Inicialmente, tínhamos a ideia de preparar um debate na forma de júri simulado, um recurso didático que tem produzido interessantes resultados em debates sociocientíficos (BERNARDO et al., 2013). Todavia, frente ao teor do tema escolhido (energia nuclear), temíamos que o modelo de júri simulado polarizasse muito as opiniões, colocando a energia nuclear como herói ou vilão e não permitindo a aparição de opiniões mais diversas e contextualizadas, uma vez que “em atividades de júri simulado, os estudantes podem assumir diferentes papéis enunciativos, tais como defensor, oponente ou juiz dos argumentos produzidos” (VIEIRA et al., 2014, p.205). Assim, observamos que seria necessária uma dinâmica que permitisse a presença de diversas vozes sobre o assunto da energia nuclear, vozes vindas das comunidades locais que possuem usinas instaladas nas cidades onde vivem, dos representantes políticos em assuntos nucleares, dos representantes empresariais do setor nuclear brasileiro e das sociedades científicas envolvidas. Escolhemos, portanto, um modelo de audiência pública simulada.

O role-play educacional, atividade na qual os estudantes assumem um papel ficcional e realizam ações em nome de um personagem, possui características que permitem aos estudantes engajarem-se física e mentalmente nas aulas, a expressarem-se em contextos científicos e a desenvolver o entendimento de conceitos complexos (MCSHARRY e JONES, 2000; CROW e NELSON, 2015). Dessa forma, a audiência pública simulada que realizamos contou com elementos de role-play educacional, na qual cada dupla de estudantes seria responsável por representar as opiniões de setores de interesse em relação à questão nuclear brasileira. Os quatro setores estabelecidos foram: os moradores do município de Angra dos Reis, representantes políticos diretamente envolvidos com assuntos nucleares,

representantes de empresas do setor nuclear e membros da Diretoria da Sociedade Brasileira de Física (SBF). A escolha dos quatro setores foi feita pelo pesquisador.

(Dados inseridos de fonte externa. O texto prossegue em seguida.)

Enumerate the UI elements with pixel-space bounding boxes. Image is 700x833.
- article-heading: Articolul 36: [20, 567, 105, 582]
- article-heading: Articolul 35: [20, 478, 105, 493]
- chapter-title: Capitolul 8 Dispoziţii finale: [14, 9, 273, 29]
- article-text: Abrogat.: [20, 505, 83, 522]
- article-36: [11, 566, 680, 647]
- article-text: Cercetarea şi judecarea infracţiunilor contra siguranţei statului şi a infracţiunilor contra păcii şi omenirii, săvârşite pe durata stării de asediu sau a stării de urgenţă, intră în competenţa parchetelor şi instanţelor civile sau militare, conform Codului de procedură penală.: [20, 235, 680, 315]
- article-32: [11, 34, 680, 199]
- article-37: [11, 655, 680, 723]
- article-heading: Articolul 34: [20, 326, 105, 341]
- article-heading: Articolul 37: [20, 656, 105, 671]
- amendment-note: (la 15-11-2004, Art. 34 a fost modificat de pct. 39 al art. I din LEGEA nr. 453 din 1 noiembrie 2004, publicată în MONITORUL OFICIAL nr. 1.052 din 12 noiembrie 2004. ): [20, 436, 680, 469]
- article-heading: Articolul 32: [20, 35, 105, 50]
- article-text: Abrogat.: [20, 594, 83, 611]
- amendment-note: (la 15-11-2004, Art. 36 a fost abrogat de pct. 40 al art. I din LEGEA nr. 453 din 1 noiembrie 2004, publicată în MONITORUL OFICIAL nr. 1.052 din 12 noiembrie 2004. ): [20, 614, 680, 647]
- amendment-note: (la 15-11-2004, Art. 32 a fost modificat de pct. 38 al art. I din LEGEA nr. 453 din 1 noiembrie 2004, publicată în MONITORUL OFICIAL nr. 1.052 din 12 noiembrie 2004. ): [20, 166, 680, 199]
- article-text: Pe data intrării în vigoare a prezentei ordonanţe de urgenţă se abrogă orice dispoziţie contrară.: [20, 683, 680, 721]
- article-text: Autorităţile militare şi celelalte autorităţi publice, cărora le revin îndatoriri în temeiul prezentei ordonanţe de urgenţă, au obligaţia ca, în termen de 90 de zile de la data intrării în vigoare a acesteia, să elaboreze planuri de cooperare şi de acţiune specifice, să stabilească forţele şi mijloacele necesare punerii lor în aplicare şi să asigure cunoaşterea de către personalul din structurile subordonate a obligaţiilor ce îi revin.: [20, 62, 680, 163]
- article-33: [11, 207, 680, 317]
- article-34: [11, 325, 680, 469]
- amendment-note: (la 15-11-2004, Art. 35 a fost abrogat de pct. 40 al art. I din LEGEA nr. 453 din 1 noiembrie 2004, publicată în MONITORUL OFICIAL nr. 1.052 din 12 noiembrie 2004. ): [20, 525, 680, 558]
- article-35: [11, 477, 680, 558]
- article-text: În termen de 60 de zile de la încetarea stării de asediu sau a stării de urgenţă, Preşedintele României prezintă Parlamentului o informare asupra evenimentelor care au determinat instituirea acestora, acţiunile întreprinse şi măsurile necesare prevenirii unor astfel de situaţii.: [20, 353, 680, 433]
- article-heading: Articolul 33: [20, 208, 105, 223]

Como tínhamos um número ímpar de estudantes (o estudante Bernardo não pôde participar da atividade 04), formamos três duplas e um estudante trabalhou sozinho. As duplas não foram formadas pelo pesquisador ou pela professora da disciplina, mas decididas pelos próprios estudantes. As carteiras foram dispostas em semicírculo, a professora da disciplina posicionou-se em um dos extremos da sala e o pesquisador sentou-se de frente para os estudantes, como representando na figura abaixo.

Figura 05 - Organização dos participantes durante a atividade 04.

Durante as atividades 01, 02 e 03 e 04, as interações discursivas foram todas registradas em vídeo, para posterior transcrição e análise.